Requiring equality for pure values would be great, but we need some language fixes in order to support that. Tuples would need to be conditionally Equatable, metatypes would need to be Equatable, functions that only capture pure values would need to be Equatable (using intensional equality on the body of the function), etc. All of this seems doable, but also not something that will happen soon. So requiring pure values to be Equatable doesn't seem viable in the short term.
So I think purity #2 would need to support types that are not Equatable, perhaps without the ability to perform some checks on those types. The good news is that being unable to implementEquatable doesn't prevent you from documenting the intended equivalence for the type and annotating incidental members accordingly if necessary, so checks relying on those annotations would still work.
As a general rule, I don't like escape hatches. They point to weaknesses in design. If people insist on having them, then an honest effort to define the rules should be made first, otherwise one ends up with the C++ "const method" problem, where const methods can't be optimized due to the const_cast escape hatch.
Separably, I'm not sold on a definition of "pure" that excludes incidental methods/data. For example, imagine that one tries to write a web server using "pure" logic/values as much as possible. Now imagine two equal string values are incidentally encoded as UTF-8 and UTF-16. When generating the HTTP response buffer (arguably also a value), the "incidental" encoding of the strings become an essential part of the buffer – nevertheless, both the strings and response buffers meet the definition of values, and arguably strict ones at that ("pure" data, no references, etc). So what gives? How do functional programmers deal with this kind of problem?

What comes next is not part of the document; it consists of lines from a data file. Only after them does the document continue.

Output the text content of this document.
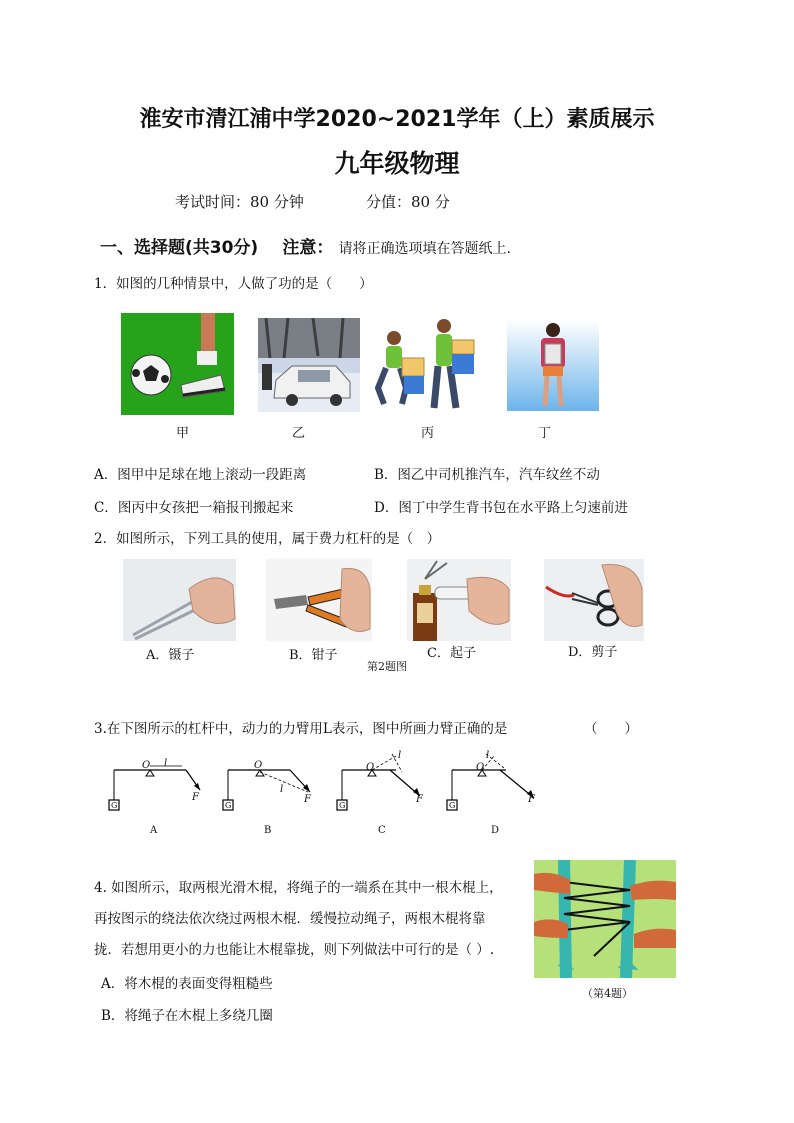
淮安市清江浦中学2020~2021学年（上）素质展示
九年级物理
考试时间：80 分钟	分值：80 分
一、选择题(共30分) 注意： 请将正确选项填在答题纸上.
1．如图的几种情景中，人做了功的是（　　）
甲	乙	丙	丁
A．图甲中足球在地上滚动一段距离	B．图乙中司机推汽车，汽车纹丝不动
C．图丙中女孩把一箱报刊搬起来	D．图丁中学生背书包在水平路上匀速前进
2．如图所示，下列工具的使用，属于费力杠杆的是（　）
A．镊子	B．钳子	C．起子	D．剪子
第2题图
3.在下图所示的杠杆中，动力的力臂用L表示，图中所画力臂正确的是	（　　）
O l
F
G
O
l
F
G
O
l
F
G
O
l
F
G
A	B	C	D
4. 如图所示，取两根光滑木棍，将绳子的一端系在其中一根木棍上，
再按图示的绕法依次绕过两根木棍．缓慢拉动绳子，两根木棍将靠
拢．若想用更小的力也能让木棍靠拢，则下列做法中可行的是（ ）.
A．将木棍的表面变得粗糙些
B．将绳子在木棍上多绕几圈
（第4题）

I agree strongly with this. This is why we need to support making new CoW types without an escape hatch. Nevertheless, anything imported from a C API will need to trusted by the compiler to behave as annotated, so the escape hatch is probably inescapable.
I'm not sure if that is a good example case because the String API abstracts the encoding pretty well as far as I am aware. However, using combining characters you can indeed compose two equal strings with a different sequence of unicode scalars, and thus observing unicode scalars (or any derived encoding) would break referential transparency.
Another troublemaker would be the IEEE floating point types. There is the +0 vs. -0 situation, NaN values, and the NaN payload that comes to mind as probably not referentially transparent.
There’s prior art to look at here, such as Haskell’s unsafePerformIO or D’s modeling of unsafe blocks within pure scopes. At the interface level, a pure function in these systems is generally subject to the semantic flexibility pureness implies, namely that the function could in reality be run zero, 1, or N times independent of how many times it’s explicitly written to run in source code, and that it may be called out of order with other pure operations. The side effects thus may not happen, or may happen multiple times in arbitrary order, and it’s the programmer’s responsibility to ensure that those effects don’t have a lasting impact on the rest of the program if that happens.